Anyhow, if this blog is to be useful, this is the kind of conversation I want to initiate.  There are a lot of gold bloggers out there now, and sometimes it's a bit cumbersome or intimidating to post on their forums or blogs refuting ideas or generating new ones. 


Oh, and because anybody that read this far probably needs a random crazy picture:


Happy Hunting!
-Q

9 comments:

  1. Great post and good suggestions!

    I'll probably comment on it on my blog today.

    ReplyDelete
  2. Here's the post:
    http://wowmidas.com/2010/10/21/on-cataflation/

    ReplyDelete
  3. Excellent post Quaaid and grats on being featured on MMO Melting Pot (I might have given them a nudge in your direction last weekend!). This is a topic I'm planning on covering myself in the next couple of days, so will make a response to you in full then. Keep it up!

    ReplyDelete
  4. Another great post, Quaaid. How do you feel about titanium ore? I have hesitantly bought several stacks to store away for cata. Great value-per-slot in the bank, and people are unloading it right now cheap. The only thing I am concerned about is liquidity in cata. What are your thoughts?

    ReplyDelete
  5. I think your wrong about netherweave, right when the expansion hits, no one is going to have the mats for the new bags yet. Netherweave is still a huge win

    ReplyDelete
  6. Thanks for the comments, everybody!

    Moravec, I really appreciate your help in publicizing this blog and also your valuable feedback.

    Knminton, I don't feel so hot about titanium ore due to its fairly limited potential in Cata. Nobody will want epic gems, so prospecting isn't worth it.
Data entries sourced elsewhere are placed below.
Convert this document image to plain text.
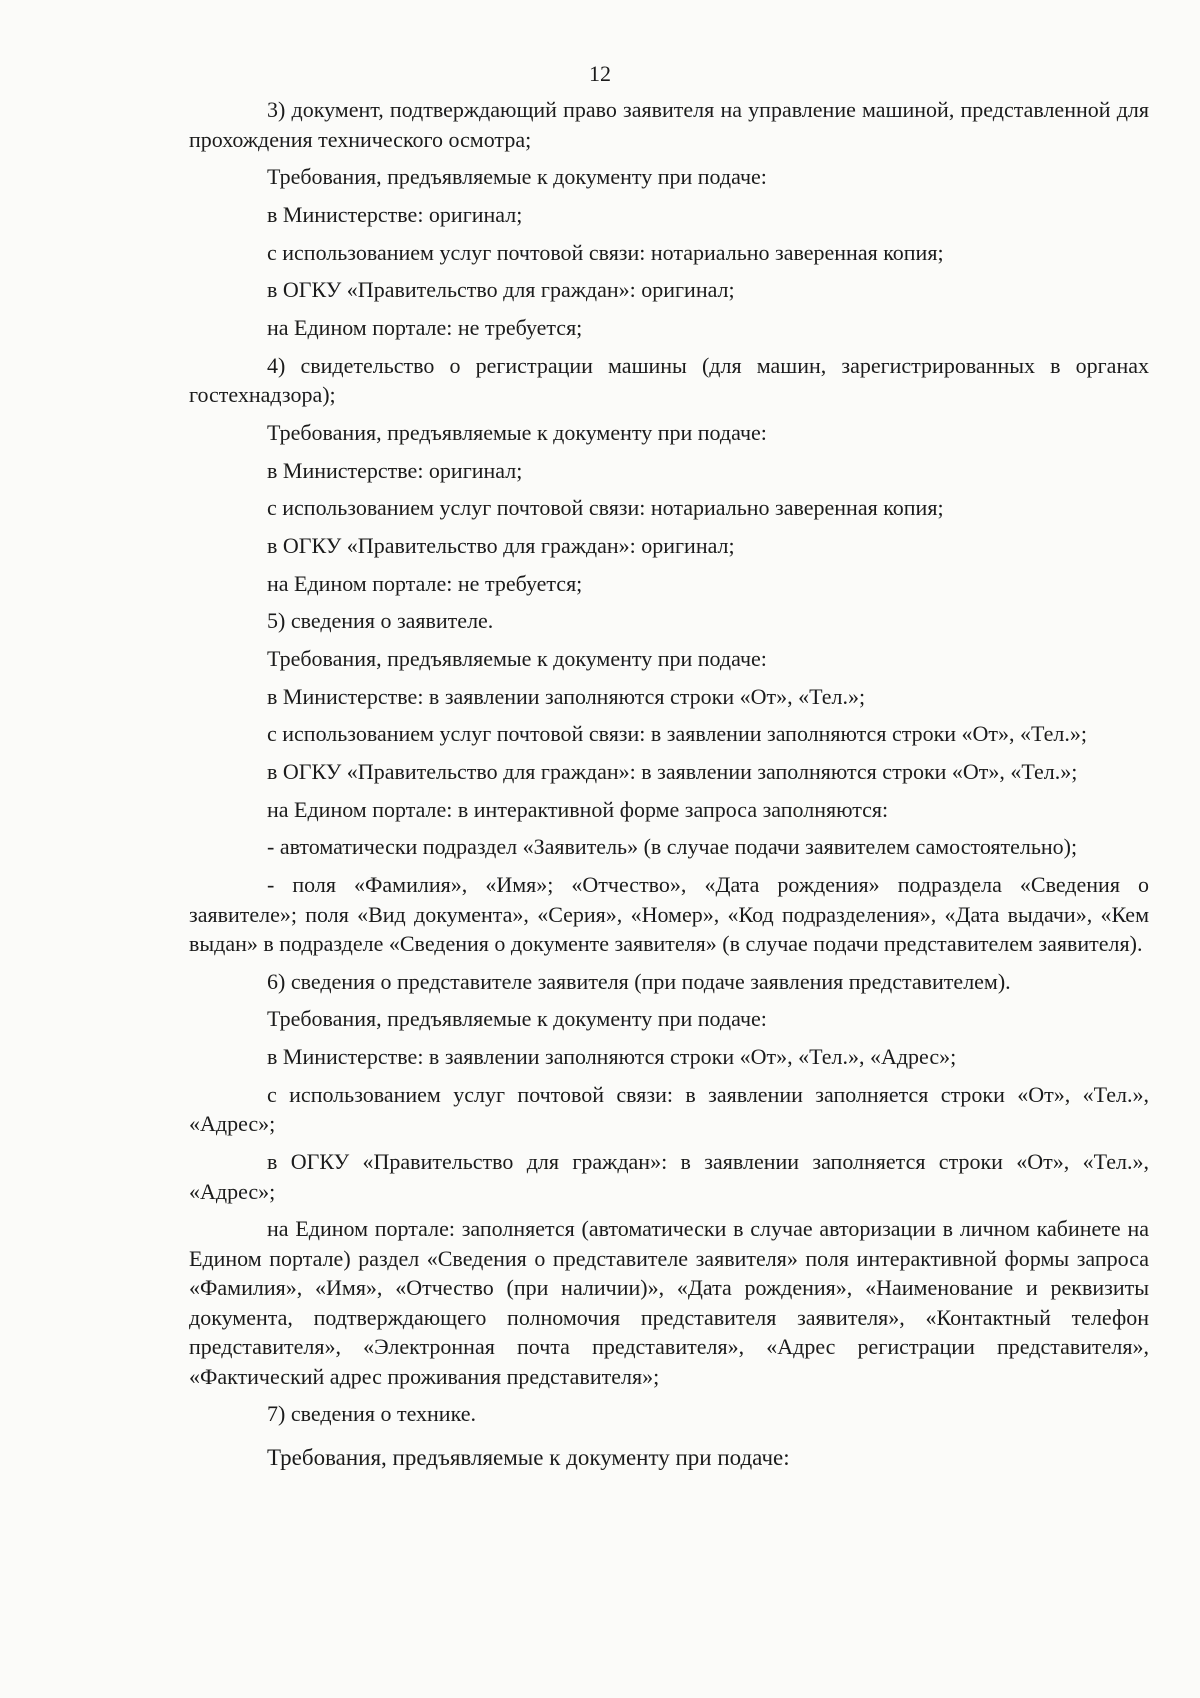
12

3) документ, подтверждающий право заявителя на управление машиной, представленной для прохождения технического осмотра;

Требования, предъявляемые к документу при подаче:

в Министерстве: оригинал;

с использованием услуг почтовой связи: нотариально заверенная копия;

в ОГКУ «Правительство для граждан»: оригинал;

на Едином портале: не требуется;

4) свидетельство о регистрации машины (для машин, зарегистрированных в органах гостехнадзора);

Требования, предъявляемые к документу при подаче:

в Министерстве: оригинал;

с использованием услуг почтовой связи: нотариально заверенная копия;

в ОГКУ «Правительство для граждан»: оригинал;

на Едином портале: не требуется;

5) сведения о заявителе.

Требования, предъявляемые к документу при подаче:

в Министерстве: в заявлении заполняются строки «От», «Тел.»;

с использованием услуг почтовой связи: в заявлении заполняются строки «От», «Тел.»;

в ОГКУ «Правительство для граждан»: в заявлении заполняются строки «От», «Тел.»;

на Едином портале: в интерактивной форме запроса заполняются:

- автоматически подраздел «Заявитель» (в случае подачи заявителем самостоятельно);

- поля «Фамилия», «Имя»; «Отчество», «Дата рождения» подраздела «Сведения о заявителе»; поля «Вид документа», «Серия», «Номер», «Код подразделения», «Дата выдачи», «Кем выдан» в подразделе «Сведения о документе заявителя» (в случае подачи представителем заявителя).

6) сведения о представителе заявителя (при подаче заявления представителем).

Требования, предъявляемые к документу при подаче:

в Министерстве: в заявлении заполняются строки «От», «Тел.», «Адрес»;

с использованием услуг почтовой связи: в заявлении заполняется строки «От», «Тел.», «Адрес»;

в ОГКУ «Правительство для граждан»: в заявлении заполняется строки «От», «Тел.», «Адрес»;

на Едином портале: заполняется (автоматически в случае авторизации в личном кабинете на Едином портале) раздел «Сведения о представителе заявителя» поля интерактивной формы запроса «Фамилия», «Имя», «Отчество (при наличии)», «Дата рождения», «Наименование и реквизиты документа, подтверждающего полномочия представителя заявителя», «Контактный телефон представителя», «Электронная почта представителя», «Адрес регистрации представителя», «Фактический адрес проживания представителя»;

7) сведения о технике.

Требования, предъявляемые к документу при подаче:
Crafting-wise, nobody will want the epic WotLK gear either, so the only real use I see is for shield spikes and weapon chains (and there will likely be a Cata version of those, I'd assume, although I haven't looked).
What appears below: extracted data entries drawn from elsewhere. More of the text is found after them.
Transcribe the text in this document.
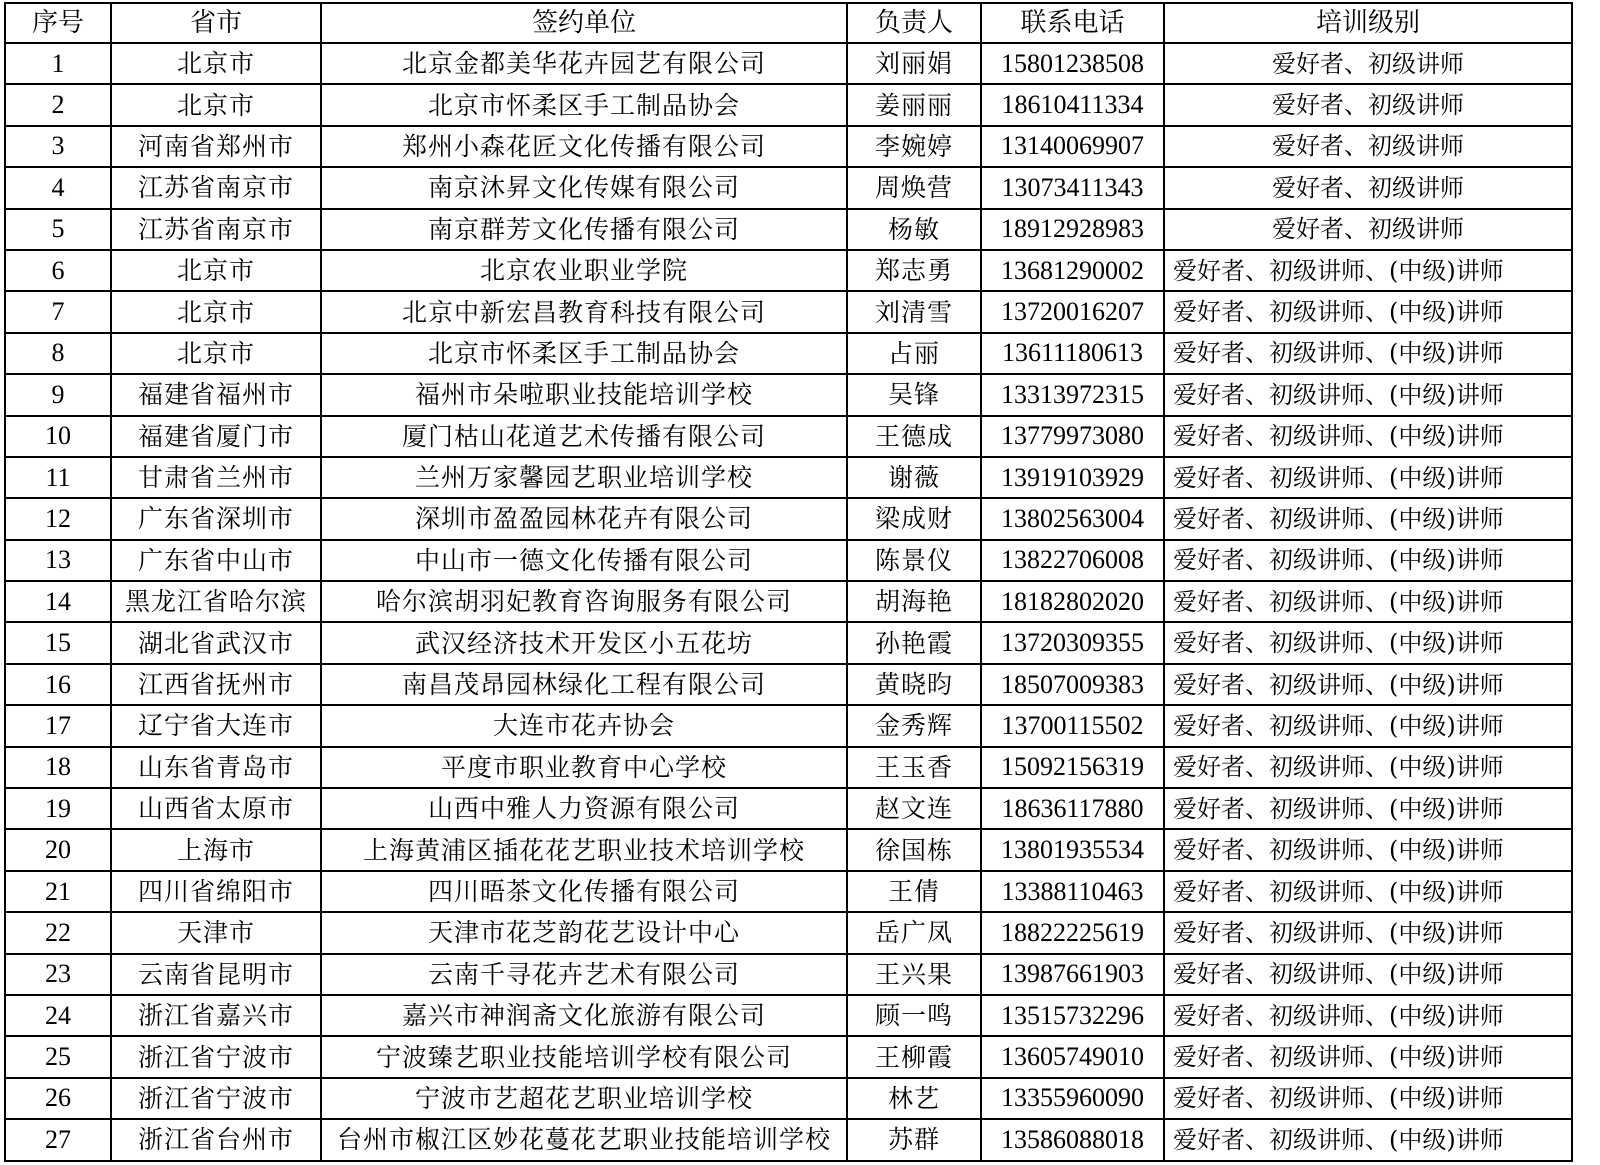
序号	省市	签约单位	负责人	联系电话	培训级别
1	北京市	北京金都美华花卉园艺有限公司	刘丽娟	15801238508	爱好者、初级讲师
2	北京市	北京市怀柔区手工制品协会	姜丽丽	18610411334	爱好者、初级讲师
3	河南省郑州市	郑州小森花匠文化传播有限公司	李婉婷	13140069907	爱好者、初级讲师
4	江苏省南京市	南京沐昇文化传媒有限公司	周焕营	13073411343	爱好者、初级讲师
5	江苏省南京市	南京群芳文化传播有限公司	杨敏	18912928983	爱好者、初级讲师
6	北京市	北京农业职业学院	郑志勇	13681290002	爱好者、初级讲师、(中级)讲师
7	北京市	北京中新宏昌教育科技有限公司	刘清雪	13720016207	爱好者、初级讲师、(中级)讲师
8	北京市	北京市怀柔区手工制品协会	占丽	13611180613	爱好者、初级讲师、(中级)讲师
9	福建省福州市	福州市朵啦职业技能培训学校	吴锋	13313972315	爱好者、初级讲师、(中级)讲师
10	福建省厦门市	厦门枯山花道艺术传播有限公司	王德成	13779973080	爱好者、初级讲师、(中级)讲师
11	甘肃省兰州市	兰州万家馨园艺职业培训学校	谢薇	13919103929	爱好者、初级讲师、(中级)讲师
12	广东省深圳市	深圳市盈盈园林花卉有限公司	梁成财	13802563004	爱好者、初级讲师、(中级)讲师
13	广东省中山市	中山市一德文化传播有限公司	陈景仪	13822706008	爱好者、初级讲师、(中级)讲师
14	黑龙江省哈尔滨	哈尔滨胡羽妃教育咨询服务有限公司	胡海艳	18182802020	爱好者、初级讲师、(中级)讲师
15	湖北省武汉市	武汉经济技术开发区小五花坊	孙艳霞	13720309355	爱好者、初级讲师、(中级)讲师
16	江西省抚州市	南昌茂昂园林绿化工程有限公司	黄晓昀	18507009383	爱好者、初级讲师、(中级)讲师
17	辽宁省大连市	大连市花卉协会	金秀辉	13700115502	爱好者、初级讲师、(中级)讲师
18	山东省青岛市	平度市职业教育中心学校	王玉香	15092156319	爱好者、初级讲师、(中级)讲师
19	山西省太原市	山西中雅人力资源有限公司	赵文连	18636117880	爱好者、初级讲师、(中级)讲师
20	上海市	上海黄浦区插花花艺职业技术培训学校	徐国栋	13801935534	爱好者、初级讲师、(中级)讲师
21	四川省绵阳市	四川晤茶文化传播有限公司	王倩	13388110463	爱好者、初级讲师、(中级)讲师
22	天津市	天津市花芝韵花艺设计中心	岳广凤	18822225619	爱好者、初级讲师、(中级)讲师
23	云南省昆明市	云南千寻花卉艺术有限公司	王兴果	13987661903	爱好者、初级讲师、(中级)讲师
24	浙江省嘉兴市	嘉兴市神润斋文化旅游有限公司	顾一鸣	13515732296	爱好者、初级讲师、(中级)讲师
25	浙江省宁波市	宁波臻艺职业技能培训学校有限公司	王柳霞	13605749010	爱好者、初级讲师、(中级)讲师
26	浙江省宁波市	宁波市艺超花艺职业培训学校	林艺	13355960090	爱好者、初级讲师、(中级)讲师
27	浙江省台州市	台州市椒江区妙花蔓花艺职业技能培训学校	苏群	13586088018	爱好者、初级讲师、(中级)讲师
    Allen, I very much see your point, and thanks for your feedback. I think you're right that netherweave will be a win right after Cata launches. However, inflation won't be as severe then, so I'm not sure how much mark-up you can have on the bags versus now. Bags do move very quickly on my realm now, they're reliable sellers for sure. Usually around 11g and sometimes 15-16g. Nice little profit. I'm not sure how much that'll spike after Cata, but you're best to capitalize on it sooner than later and dump your netherweave before the new bags kick in.

    ReplyDelete
  7. Quaaid, I did some research on WoWflation and went a bit overboard. For the bored:

    http://wowmidas.com/2010/10/27/wowflation-sinks-sources-and-velocity/

    ReplyDelete
  8. Heard your question on Call to Auction Episode 18. Converting gold into items which have high desire in future is a wise move. I don't know how much inflation will be at in Cata, but I'm guessing ~20%.

    Inflation comes in level cap 85 quest rewards and dailies. At the moment WOLK is ~13g (and up) per quest. I would expect more gold reward in Cata. Vendor price for crafting materials would make a difference as well.

    ReplyDelete
  9. These lists are great.

    Two important points:
    1) inflation won't set in immediately (although the value of some leveling mats will likely spike)
    2) gold will be immensely valuable in early Cata for leveling professions.

    It's true that the cataclysm gathering mats will be astronomically expensive. But so will the top end crafted stuff. *Especially* if there's an artificial barrier to learning recipes (JC tokens, Insc cooldowns) which there almost certainly will be. If you can walk the fine line between being gouged by high material prices and leveling your professions quickly, you stand to profit handsomely from your market presence. Remember the early WotLK JC market? Yum.

    Just as it's unwise to invest all of your real world money in gold, don't hamstring yourself in the name of protecting yourself from inflation.